In an Intel Nahalem (XEON 5500) architecture, memory is directly associated per processor (socket). Each socket has 3 memory channels and each memory channel has access to 2 DDR3 DIMM slots this equals 6 DIMM slots per socket. Therefore a dual socket server can access a maximum of 12 DIMM slots and if using 16GB DIMMS the absolute maximum amount of RAM that can be installed is 192GB.
So how do you get more RAM? Well you need to add another CPU which in fact makes it even less efficient than before.
Enter EMT which allows a dual socket host access to a massive 384GB of RAM at higher Bus speeds (1066MHz compared to 800MHz)
How does Cisco manage this? Well as mentioned in chapter 3 Cisco UCS is a ground up development and as such Cisco by partnering with the likes of Intel and VMware could address a lot of these limitations and provide several optimisations.
Cisco realised that the maximum single DIMM that a BIOS could logically address is 32GB. and while at the time of writing (Q4 2010) 32GB DIMMs are still not readily commercially available, by developing the “Catalina” ASIC and placing it between the CPU and memory channels it was possible to in effect “RAID” 4 x 8GB physical DIMMs into 1 x 32GB logical DIMM. Thereby able to present 6 x 32GB logical DIMMs (192GB) to each socket this physically equates to 24 x 8GB DIMMs per socket on the system board making 48 DIMM sockets on a dual socket blade.
The Cisco “Catalina” ASICs sit between the DIMMs and the CPU which presents 24 x 8GB physical DIMMS as 6 x 32GB logical DIMMs per CPU (socket)
While the benefits detailed above are clear with regards to maximising memory there is another benefit to be had if there isn’t a requirement to max the memory to 384GB per blade. For example take the maximum amount of memory that can be installed in an HP blade server utilising dual Intel XEON 5500 processors:
Assuming £1000 for an 16GB DDR3 DIMM and £150 for a 4GB DIMM
HP DualXEON 5500 12 DIMM Slots using 16GB DIMMS = 192MB @ 800MHz = £12000
Cisco UCS B250 48 DIMM Slots using 4GB DIMMS = 192MB @ 1066MHz = £7200
As can be seen there are significant cost savings to be had by using a large number of low capacity DIMMs. This is only made possible by having 48 DIMM slots available with Cisco Extended Memory Technology compared to only 12 in a comparable HP server.
4) Virtualisation
Ground up built for virtualised environments, partnered with Intel and VMware on virtualisation optimisations. Virtualises I/O at BIOS level so O/S sees those resources as “Physical”
5) Statelessness
Blades or Compute nodes have no identity, identity is via service profiles. This means to replace a blade can take 15mins (as long as it takes to boot) all MACS, WWNs and UUIDs are only ever associated with a profile which can be detached and reattached to blades as required.
Example.
Historically if a server failed in the data centre the procedure would be to send an engineer in to investigate and if required replace the failed blade.

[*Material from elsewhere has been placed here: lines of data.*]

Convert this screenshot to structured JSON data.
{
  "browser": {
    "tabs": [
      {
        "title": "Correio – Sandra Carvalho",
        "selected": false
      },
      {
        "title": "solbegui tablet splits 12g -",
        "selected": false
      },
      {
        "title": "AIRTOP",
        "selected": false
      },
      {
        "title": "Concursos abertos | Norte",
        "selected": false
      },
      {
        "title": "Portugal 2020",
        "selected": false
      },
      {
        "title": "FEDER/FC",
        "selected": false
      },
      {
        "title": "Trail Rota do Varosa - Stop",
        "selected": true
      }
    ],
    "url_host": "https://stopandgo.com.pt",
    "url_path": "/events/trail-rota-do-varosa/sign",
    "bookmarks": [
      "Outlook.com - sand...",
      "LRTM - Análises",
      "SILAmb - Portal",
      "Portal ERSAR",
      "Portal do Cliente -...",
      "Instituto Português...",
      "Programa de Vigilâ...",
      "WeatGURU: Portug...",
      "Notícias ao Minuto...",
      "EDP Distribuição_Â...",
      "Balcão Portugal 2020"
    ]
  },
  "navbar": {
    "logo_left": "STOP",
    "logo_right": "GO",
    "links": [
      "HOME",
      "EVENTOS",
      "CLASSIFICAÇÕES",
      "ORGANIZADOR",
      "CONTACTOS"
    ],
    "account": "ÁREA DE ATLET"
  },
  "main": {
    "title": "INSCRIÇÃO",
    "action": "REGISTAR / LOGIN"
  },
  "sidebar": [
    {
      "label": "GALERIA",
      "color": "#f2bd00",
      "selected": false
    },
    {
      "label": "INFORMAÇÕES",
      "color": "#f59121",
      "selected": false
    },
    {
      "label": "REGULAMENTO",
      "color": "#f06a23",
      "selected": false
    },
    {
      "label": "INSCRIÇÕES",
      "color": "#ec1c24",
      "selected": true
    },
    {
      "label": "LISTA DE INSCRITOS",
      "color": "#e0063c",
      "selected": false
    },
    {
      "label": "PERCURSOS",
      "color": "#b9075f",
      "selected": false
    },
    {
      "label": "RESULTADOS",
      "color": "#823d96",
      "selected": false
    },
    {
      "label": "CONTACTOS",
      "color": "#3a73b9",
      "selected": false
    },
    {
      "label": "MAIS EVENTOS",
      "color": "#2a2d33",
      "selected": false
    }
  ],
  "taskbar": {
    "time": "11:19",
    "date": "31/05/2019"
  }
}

Obviously we don’t want to have to reconfigure other entities which may be linked to this particular MAC address, so the engineer would move the NIC cards from the failed unit to the replacement. Similarly we don’t want to have to involve the SAN team in having to re-zone the storage, so the engineer would move the HBAs from the failed unit to the replacement to ensure the WWPNs remain unchanged. Also there may be software licenses tied to the Universally Unique Identifier (UUID ) of the server.
All in all this server swap out could take several hours resulting in server downtime and engineer resource costs.
In a Cisco UCS environment this would be a simple matter of disassociating the service profile from the failed blade to a standby or replacement blade and then just power up the new blade.
As all MAC addresses, WWPNs, UUIDs, firmware revisions and settings are only ever associated with a service profile this new blade will be an exact match of the failed unit thus preserving all identity information.